The X-Files: My Umpteenth Impressions

I have got to the point where I have finished decorating my new living room, bedroom and the ceiling of the hall. I have a week's annual leave and I'm going to use it constructively in watching The X-Files from beginning to (as near as I can get) the end. I actually can't believe I have had this blog for so long and not written about a single show in this series; naturally the reason is the obvious one that I have been away from the show for some time. It has personal associations for me, which are of moment if not even traumatic. The show was the background viewing to a very difficult period of my life in my twenties, and were also the obsessive comfort viewing of my first episode of depression. A period of not watching them has made me come to them with fresh eyes. 

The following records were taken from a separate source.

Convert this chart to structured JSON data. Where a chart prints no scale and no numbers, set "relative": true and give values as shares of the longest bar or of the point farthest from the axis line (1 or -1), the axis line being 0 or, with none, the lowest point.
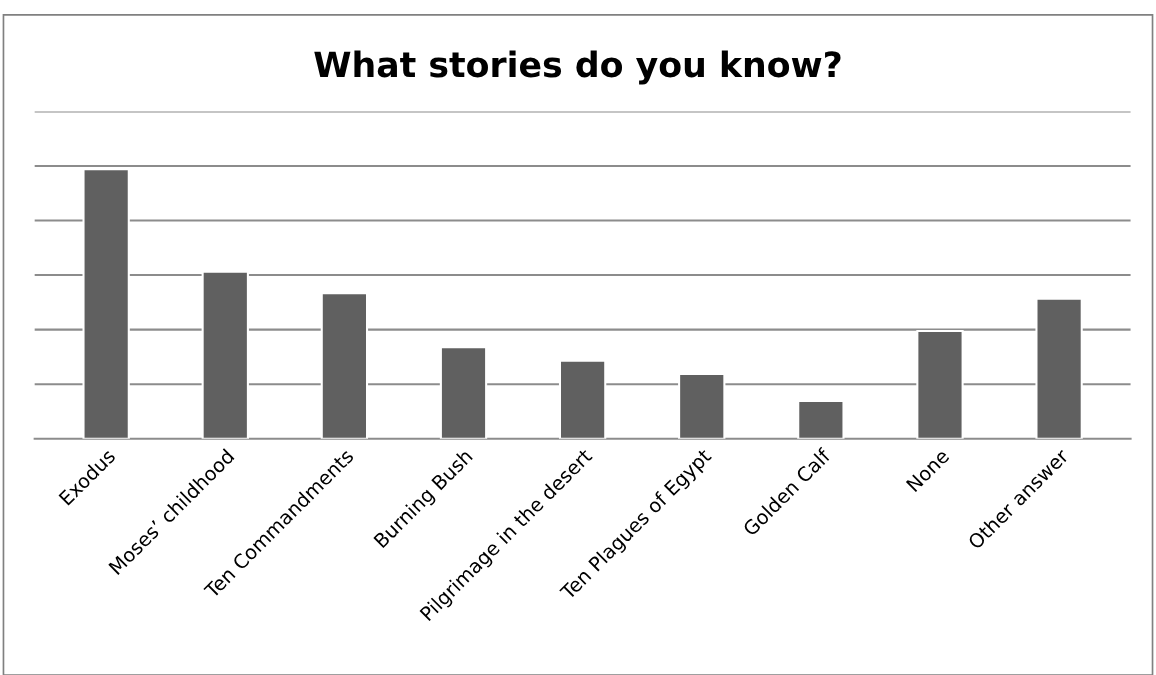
{
  "chart_data": {
    "type": "bar",
    "title": "What stories do you know?",
    "categories": [
      "Exodus",
      "Moses’ childhood",
      "Ten Commandments",
      "Burning Bush",
      "Pilgrimage in the desert",
      "Ten Plagues of Egypt",
      "Golden Calf",
      "None",
      "Other answer"
    ],
    "values": [
      1,
      0.62,
      0.54,
      0.34,
      0.29,
      0.24,
      0.14,
      0.4,
      0.52
    ],
    "color": "#606060",
    "relative": true,
    "grid": "y",
    "legend": false
  }
}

This fresh view is mostly caused by my more recent viewing of the older, mostly British, more classic cult TV that I write about here. I have been more influenced by the mindset of those shows than I used to be. I am particularly struck that the X-Files now seems to me almost a direct descendant of some of the major themes explored in those older shows. The TV shows of the 1960s frequently had an ambivalent attitude to modern technology, in which technology is both the great white hope of the future and a danger that can be unleashed at the slightest thing. This fear comes to its logical conclusion in the X-Files, where of course the biggest danger is alien technology, although there is more than enough room for a few megalomaniac computer scientists on the way. The 1960s shows contrast tradition with modernity, perhaps best illustrated by the visual language used in The Avengers: it is never completely clear-cut but broadly speaking British tradition (leather armchairs, family seats, noble families) are contrasted with modernity (go-ahead scientists and revolutionaries). In the case of The Avengers the ambivalent approach to technology extends to this dialectic of tradition and modernity, so that some of the baddies are old families gone wrong, while Mrs Peel, for example, is a sort of polymath embodying the resources of salvation found in modern technology.

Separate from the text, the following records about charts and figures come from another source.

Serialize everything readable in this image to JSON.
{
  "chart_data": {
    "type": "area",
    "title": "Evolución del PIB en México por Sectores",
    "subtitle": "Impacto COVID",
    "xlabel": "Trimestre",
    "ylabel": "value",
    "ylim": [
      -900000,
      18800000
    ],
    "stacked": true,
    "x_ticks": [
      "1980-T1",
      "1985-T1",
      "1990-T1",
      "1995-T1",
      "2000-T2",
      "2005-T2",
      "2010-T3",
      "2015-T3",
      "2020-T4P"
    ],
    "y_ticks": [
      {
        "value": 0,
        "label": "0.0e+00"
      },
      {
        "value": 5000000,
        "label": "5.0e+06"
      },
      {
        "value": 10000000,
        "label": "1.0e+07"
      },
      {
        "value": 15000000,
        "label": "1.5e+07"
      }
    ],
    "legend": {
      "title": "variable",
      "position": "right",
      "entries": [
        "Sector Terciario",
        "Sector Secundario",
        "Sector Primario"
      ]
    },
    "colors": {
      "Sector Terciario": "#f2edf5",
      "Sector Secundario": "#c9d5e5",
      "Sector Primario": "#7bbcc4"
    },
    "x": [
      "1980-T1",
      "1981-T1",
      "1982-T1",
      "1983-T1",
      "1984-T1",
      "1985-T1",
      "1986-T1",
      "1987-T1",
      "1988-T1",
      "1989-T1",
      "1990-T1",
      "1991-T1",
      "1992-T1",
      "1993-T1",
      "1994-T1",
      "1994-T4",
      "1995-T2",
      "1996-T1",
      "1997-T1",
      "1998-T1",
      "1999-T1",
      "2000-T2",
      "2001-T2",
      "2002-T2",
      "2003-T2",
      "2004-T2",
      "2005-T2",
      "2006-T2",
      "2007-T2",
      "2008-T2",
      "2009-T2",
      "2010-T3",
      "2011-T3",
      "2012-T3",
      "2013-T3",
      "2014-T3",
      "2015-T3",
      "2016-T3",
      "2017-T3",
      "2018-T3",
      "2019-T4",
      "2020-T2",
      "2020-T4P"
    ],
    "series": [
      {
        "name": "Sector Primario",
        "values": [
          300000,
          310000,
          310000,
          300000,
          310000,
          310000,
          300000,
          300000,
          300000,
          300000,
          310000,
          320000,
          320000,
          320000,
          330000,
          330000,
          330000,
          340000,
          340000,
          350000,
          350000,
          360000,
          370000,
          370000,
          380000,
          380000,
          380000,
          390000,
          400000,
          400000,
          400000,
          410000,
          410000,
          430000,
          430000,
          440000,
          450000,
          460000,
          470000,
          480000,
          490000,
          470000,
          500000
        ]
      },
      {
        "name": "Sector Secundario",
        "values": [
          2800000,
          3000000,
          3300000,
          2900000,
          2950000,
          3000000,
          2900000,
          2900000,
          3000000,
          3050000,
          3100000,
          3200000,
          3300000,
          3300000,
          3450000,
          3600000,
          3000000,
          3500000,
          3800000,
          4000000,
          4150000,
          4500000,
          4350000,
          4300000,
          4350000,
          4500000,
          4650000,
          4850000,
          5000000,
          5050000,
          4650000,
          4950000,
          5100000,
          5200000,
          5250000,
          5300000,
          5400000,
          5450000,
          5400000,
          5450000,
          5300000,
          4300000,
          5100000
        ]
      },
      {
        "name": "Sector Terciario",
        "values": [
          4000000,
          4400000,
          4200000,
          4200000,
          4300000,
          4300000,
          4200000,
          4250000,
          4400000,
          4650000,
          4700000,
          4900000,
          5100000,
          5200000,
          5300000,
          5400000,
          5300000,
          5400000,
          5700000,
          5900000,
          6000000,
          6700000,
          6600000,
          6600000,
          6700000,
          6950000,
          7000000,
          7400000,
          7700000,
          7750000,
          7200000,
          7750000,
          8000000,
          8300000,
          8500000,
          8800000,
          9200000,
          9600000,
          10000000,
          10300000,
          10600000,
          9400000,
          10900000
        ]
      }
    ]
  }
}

In the X-Files this tradition/modernity conflict translates into an American context. I used to think of 'the American dream' as being a distinct subset of the episodes, where an archetypally American scene is shown to be in some way rotten to the core. Re-watching them, I feel there is a very real sense in which all of the X-Files episodes are about the American dream gone terribly wrong. Tradition is embodied by the American government, and all subsidiary authorities. The lifestyle guaranteed in this land is threatened by on the one hand alien invasion, but on the other hand is shown up to be fake at every step of the way. The very bodies which are supposed to protect the American people are rotten to the core, and it is apparent that there are lies within lies, deals within deals, and it is almost impossible to know who is who. This situation really is the intelligence milieu of The Avengers written huge, placing the show in a quite different televisual tradition than the sci-fi/conspiracy milieu it normally falls into.

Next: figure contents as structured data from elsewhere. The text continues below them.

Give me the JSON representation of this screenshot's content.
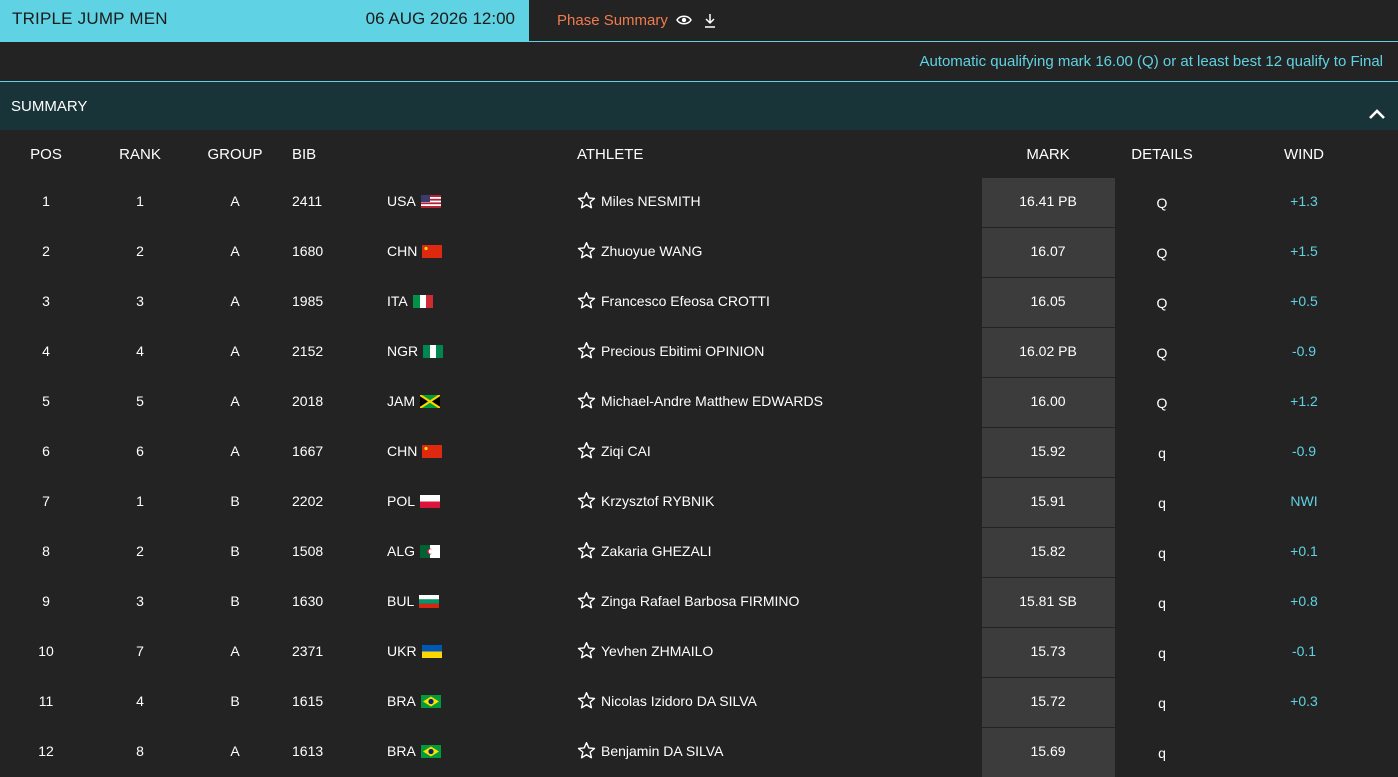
{
  "header": {
    "event": "TRIPLE JUMP MEN",
    "datetime": "06 AUG 2026 12:00",
    "phase_link": "Phase Summary"
  },
  "qualification_note": "Automatic qualifying mark 16.00 (Q) or at least best 12 qualify to Final",
  "section_title": "SUMMARY",
  "columns": {
    "pos": "POS",
    "rank": "RANK",
    "group": "GROUP",
    "bib": "BIB",
    "athlete": "ATHLETE",
    "mark": "MARK",
    "details": "DETAILS",
    "wind": "WIND"
  },
  "colors": {
    "accent": "#5fd3e3",
    "link": "#f07b4e",
    "background": "#232323",
    "summary_bar": "#183438",
    "mark_cell": "#3c3c3c"
  },
  "rows": [
    {
      "pos": "1",
      "rank": "1",
      "group": "A",
      "bib": "2411",
      "country": "USA",
      "athlete": "Miles NESMITH",
      "mark": "16.41 PB",
      "details": "Q",
      "wind": "+1.3"
    },
    {
      "pos": "2",
      "rank": "2",
      "group": "A",
      "bib": "1680",
      "country": "CHN",
      "athlete": "Zhuoyue WANG",
      "mark": "16.07",
      "details": "Q",
      "wind": "+1.5"
    },
    {
      "pos": "3",
      "rank": "3",
      "group": "A",
      "bib": "1985",
      "country": "ITA",
      "athlete": "Francesco Efeosa CROTTI",
      "mark": "16.05",
      "details": "Q",
      "wind": "+0.5"
    },
    {
      "pos": "4",
      "rank": "4",
      "group": "A",
      "bib": "2152",
      "country": "NGR",
      "athlete": "Precious Ebitimi OPINION",
      "mark": "16.02 PB",
      "details": "Q",
      "wind": "-0.9"
    },
    {
      "pos": "5",
      "rank": "5",
      "group": "A",
      "bib": "2018",
      "country": "JAM",
      "athlete": "Michael-Andre Matthew EDWARDS",
      "mark": "16.00",
      "details": "Q",
      "wind": "+1.2"
    },
    {
      "pos": "6",
      "rank": "6",
      "group": "A",
      "bib": "1667",
      "country": "CHN",
      "athlete": "Ziqi CAI",
      "mark": "15.92",
      "details": "q",
      "wind": "-0.9"
    },
    {
      "pos": "7",
      "rank": "1",
      "group": "B",
      "bib": "2202",
      "country": "POL",
      "athlete": "Krzysztof RYBNIK",
      "mark": "15.91",
      "details": "q",
      "wind": "NWI"
    },
    {
      "pos": "8",
      "rank": "2",
      "group": "B",
      "bib": "1508",
      "country": "ALG",
      "athlete": "Zakaria GHEZALI",
      "mark": "15.82",
      "details": "q",
      "wind": "+0.1"
    },
    {
      "pos": "9",
      "rank": "3",
      "group": "B",
      "bib": "1630",
      "country": "BUL",
      "athlete": "Zinga Rafael Barbosa FIRMINO",
      "mark": "15.81 SB",
      "details": "q",
      "wind": "+0.8"
    },
    {
      "pos": "10",
      "rank": "7",
      "group": "A",
      "bib": "2371",
      "country": "UKR",
      "athlete": "Yevhen ZHMAILO",
      "mark": "15.73",
      "details": "q",
      "wind": "-0.1"
    },
    {
      "pos": "11",
      "rank": "4",
      "group": "B",
      "bib": "1615",
      "country": "BRA",
      "athlete": "Nicolas Izidoro DA SILVA",
      "mark": "15.72",
      "details": "q",
      "wind": "+0.3"
    },
    {
      "pos": "12",
      "rank": "8",
      "group": "A",
      "bib": "1613",
      "country": "BRA",
      "athlete": "Benjamin DA SILVA",
      "mark": "15.69",
      "details": "q",
      "wind": ""
    }
  ]
}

And how old fashioned it looks! It is hard to believe I was watching the first UK broadcasts of this show twenty years ago. It strikes me (I'm working through series 1) how 1980s the hair and clothes look. Big hair. What look suspiciously like shoulder pads. You name it. To UK eyes (I really don't know how this would read to an American) the very obvious prosperity would look like a TV show set in the 1980s. The technology looks even more old-fashioned. The netbook on which I'm writing this post is old, but still makes the computers in the show look like BBC Micros. The phones are huge. This rewatching is reminding me of the historical truth that anything set in a particular time becomes purely of that time.
The X-Files, of course, is the victim of its own successful aim for realism. The reason The Avengers doesn't seem old-fashioned fifty years later (although the interior of 3 Stable Mews hasn't worn well) is that it is consciously unreal. The world of that TV show never existed and never will. The X-Files aimed more to set the viewer up for an expectation that the events depicted could be real, and as such has ended up preserved in 1990s aspic. This is not a criticism, it is merely a statement of my impression on this reviewing.
I actually quite seriously can't wait to get to the rest of the series!